Еще недавно г. Буланже следующим образом подкреплял свой проект организации фонда для выкупа в пользу крестьян яснополянской земли.
‘Всякий, кому приходилось сталкиваться со Львом Николаевичем, мог заметить, какое страдание доставляло ему то сознание, что имение, в котором он жил, он закрепил много лет тому назад за своими наследниками, и оно принадлежит людям, которые будут в той или иной форме эксплуатировать трудящихся на них крестьян. Трудно представить, какую каторгу представляла для него в этом отношении жизнь в Ясной Поляне: черкес, охранявший барское добро и не стеснявшийся расправой с крестьянами, поимка баб, собирающих траву, приказчиком, сдача в аренду земли крестьянам Ясной Поляны’.
Все это так. Я понимаю, разумеется, что ‘черкес’ должен был сильно мучить Толстого. Еще бы! Но это обстоятельство нисколько не изменяет внутренней логики толстовского учения. Мы уже видели, какова эта логика.
Данный человек живет в роскоши. По учению Толстого, это значит, что у него много собственности, основанной на чужом труде и защищаемой с помощью насилия. Эта — зло. Что же делать? Что предпринять по отношению к этому человеку?
Толстой отвечает: ‘Я могу, по грубости своей, отнять у него возможность роскоши и заставить его работать. Если я сделаю это, я ни на волос не подвину дело божие — не двину душу этого человека’.

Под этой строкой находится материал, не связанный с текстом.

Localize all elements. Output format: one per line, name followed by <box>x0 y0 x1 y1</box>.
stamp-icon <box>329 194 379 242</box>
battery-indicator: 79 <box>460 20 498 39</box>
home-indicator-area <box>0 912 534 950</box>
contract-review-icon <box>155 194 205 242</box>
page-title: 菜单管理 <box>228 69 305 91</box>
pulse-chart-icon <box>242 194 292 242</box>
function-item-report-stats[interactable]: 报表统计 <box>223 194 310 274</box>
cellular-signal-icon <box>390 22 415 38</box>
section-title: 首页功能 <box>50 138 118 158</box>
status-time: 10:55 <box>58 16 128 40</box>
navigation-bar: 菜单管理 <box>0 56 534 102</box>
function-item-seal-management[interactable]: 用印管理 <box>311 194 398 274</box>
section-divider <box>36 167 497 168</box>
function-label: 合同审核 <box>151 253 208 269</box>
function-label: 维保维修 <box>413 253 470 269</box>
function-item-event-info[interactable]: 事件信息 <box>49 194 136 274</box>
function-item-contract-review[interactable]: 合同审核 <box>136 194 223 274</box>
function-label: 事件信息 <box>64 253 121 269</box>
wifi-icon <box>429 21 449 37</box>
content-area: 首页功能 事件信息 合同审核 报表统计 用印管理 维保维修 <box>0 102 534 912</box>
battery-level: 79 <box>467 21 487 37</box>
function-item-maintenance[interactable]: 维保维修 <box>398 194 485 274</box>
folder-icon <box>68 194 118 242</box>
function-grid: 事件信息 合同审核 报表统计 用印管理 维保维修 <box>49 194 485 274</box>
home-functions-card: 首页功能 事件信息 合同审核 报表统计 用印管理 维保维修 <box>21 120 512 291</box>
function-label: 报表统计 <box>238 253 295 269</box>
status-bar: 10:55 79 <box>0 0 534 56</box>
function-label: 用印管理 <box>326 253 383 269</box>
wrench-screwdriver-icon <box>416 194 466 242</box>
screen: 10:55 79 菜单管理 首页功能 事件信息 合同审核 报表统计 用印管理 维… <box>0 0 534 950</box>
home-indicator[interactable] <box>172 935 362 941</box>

Это уже знакомое нам противопоставление интересов ‘души’ интересам ‘тела’, ‘вечного’ — ‘временному’. Поведение Толстого определяется интересами ‘души’, требованиями ‘вечного’. ‘Я не буду, — рассуждает он, — ничего делать, ни говорить для того, чтобы заставить этого человека делать дело божье, а буду только жить с ним в общении, отыскивая и усиливая все то, что нас соединяет, и отстраняясь от всего того, что мне чуждо. Это — единственное средство исправления человека, широко пользующегося собственностью, основанной на чужом труде. Но это верное средство: и если я сам делаю дело божье и живу им, я вернее смерти привлеку человека к боту и заставлю делать дело его’ {Там же, стр. 32.}.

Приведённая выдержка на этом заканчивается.